Re: Length of C++ arrays allocated by operator new[]
Noah Roberts <roberts.noah@gmail.com> wrote in news:74a0f16a-95f8-4b9c-
9e30-e4d868be2df5@t30g2000prm.googlegroups.com:
On Aug 27, 1:35?pm, Gerald Breuer <Gerald.Bre...@Use-Author-Supplied-
Address.invalid> wrote:
The length of the allocated array must be stored somewhere
by new so that delete[] knows how many destructors to call.
But theres no standard way to get this length.

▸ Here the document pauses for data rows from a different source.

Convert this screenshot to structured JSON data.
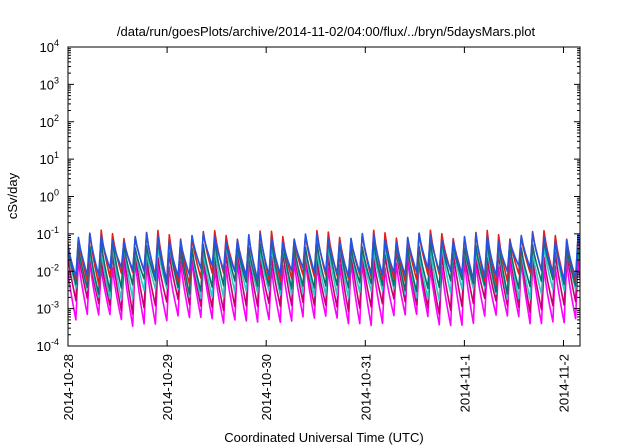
{
  "chart_data": {
    "type": "line",
    "title": "/data/run/goesPlots/archive/2014-11-02/04:00/flux/../bryn/5daysMars.plot",
    "xlabel": "Coordinated Universal Time (UTC)",
    "ylabel": "cSv/day",
    "yscale": "log",
    "ylim": [
      0.0001,
      10000
    ],
    "y_ticks": [
      {
        "base": "10",
        "exp": "-4",
        "value": 0.0001
      },
      {
        "base": "10",
        "exp": "-3",
        "value": 0.001
      },
      {
        "base": "10",
        "exp": "-2",
        "value": 0.01
      },
      {
        "base": "10",
        "exp": "-1",
        "value": 0.1
      },
      {
        "base": "10",
        "exp": "0",
        "value": 1
      },
      {
        "base": "10",
        "exp": "1",
        "value": 10
      },
      {
        "base": "10",
        "exp": "2",
        "value": 100
      },
      {
        "base": "10",
        "exp": "3",
        "value": 1000
      },
      {
        "base": "10",
        "exp": "4",
        "value": 10000
      }
    ],
    "xlim": [
      "2014-10-28T00:00",
      "2014-11-02T04:00"
    ],
    "x_ticks": [
      "2014-10-28",
      "2014-10-29",
      "2014-10-30",
      "2014-10-31",
      "2014-11-1",
      "2014-11-2"
    ],
    "grid": false,
    "legend": "none",
    "sawtooth_period_hours": 2.75,
    "series": [
      {
        "color": "#ff00ff",
        "peak": 0.016,
        "trough": 0.0005
      },
      {
        "color": "#c8006e",
        "peak": 0.03,
        "trough": 0.0012
      },
      {
        "color": "#2ec8c8",
        "peak": 0.045,
        "trough": 0.0025
      },
      {
        "color": "#0b6e6e",
        "peak": 0.055,
        "trough": 0.004
      },
      {
        "color": "#e0201c",
        "peak": 0.095,
        "trough": 0.007
      },
      {
        "color": "#2455e0",
        "peak": 0.08,
        "trough": 0.009
      }
    ]
  }
}
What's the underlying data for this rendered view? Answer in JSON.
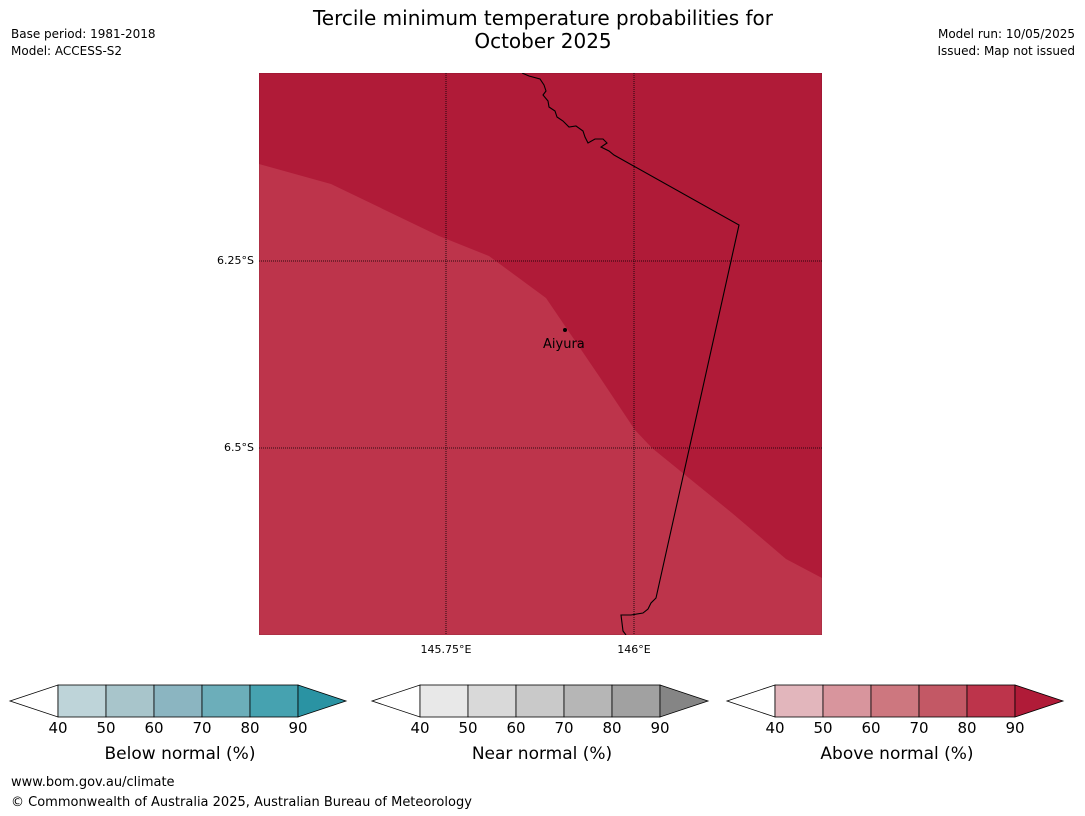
{
  "header": {
    "title_line1": "Tercile minimum temperature probabilities for",
    "title_line2": "October 2025",
    "base_period": "Base period: 1981-2018",
    "model": "Model: ACCESS-S2",
    "model_run": "Model run: 10/05/2025",
    "issued": "Issued: Map not issued"
  },
  "map": {
    "lat_labels": [
      "6.25°S",
      "6.5°S"
    ],
    "lon_labels": [
      "145.75°E",
      "146°E"
    ],
    "place": "Aiyura",
    "colors": {
      "zone_90_plus": "#b01b38",
      "zone_80_90": "#bd344b"
    }
  },
  "legends": [
    {
      "label": "Below normal (%)",
      "ticks": [
        "40",
        "50",
        "60",
        "70",
        "80",
        "90"
      ],
      "colors": [
        "#ffffff",
        "#bed4d9",
        "#a8c5cb",
        "#8bb5c1",
        "#6caeba",
        "#46a2b0",
        "#2a93a3"
      ]
    },
    {
      "label": "Near normal (%)",
      "ticks": [
        "40",
        "50",
        "60",
        "70",
        "80",
        "90"
      ],
      "colors": [
        "#ffffff",
        "#e8e8e8",
        "#d9d9d9",
        "#c9c9c9",
        "#b6b6b6",
        "#a1a1a1",
        "#858585"
      ]
    },
    {
      "label": "Above normal (%)",
      "ticks": [
        "40",
        "50",
        "60",
        "70",
        "80",
        "90"
      ],
      "colors": [
        "#ffffff",
        "#e2b6bc",
        "#d8959d",
        "#cd777f",
        "#c35865",
        "#bd344b",
        "#b01b38"
      ]
    }
  ],
  "footer": {
    "url": "www.bom.gov.au/climate",
    "copyright": "© Commonwealth of Australia 2025, Australian Bureau of Meteorology"
  }
}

That is not completely correct. You can override the new operator to
use an allocator that will provide you with that information. This
would all indeed be quite within the standard. It is also, of course,
why there can never be a *generic* method of accessing this
information.
It's not so trivial. The argument the operator new[] is called with does
not specify the number of objects; it specifies the number of bytes to
allocate. This can include unknown amount of extra memory used by the
implementation, which most probably varies for different types and can in
principle vary for each invocation. Demo:
#include <iostream>
class A {
public:
void *__cdecl operator new[](size_t n) {
std::cout << "A::operator new: n=" << n << ", overhead=" << n-
100*sizeof(A) <<" bytes\n";
return ::operator new[](n);
}
~A() {}
};
class B {
public:
void *__cdecl operator new[](size_t n) {
std::cout << "B::operator new: n=" << n << ", overhead=" << n-
100*sizeof(B) <<" bytes\n";
return ::operator new[](n);
}
~B() {}
private:
double x;
};
class C {
public:
void *__cdecl operator new[](size_t n) {
std::cout << "C::operator new: n=" << n << ", overhead=" << n-
100*sizeof(C) <<" bytes\n";
return ::operator new[](n);
}
private:
double x;
};
int main() {
A* a = new A[100];
B* b = new B[100];
C* c = new C[100];
}
--- output ---
A::operator new: n=104, overhead=4 bytes
B::operator new: n=808, overhead=8 bytes
C::operator new: n=800, overhead=0 bytes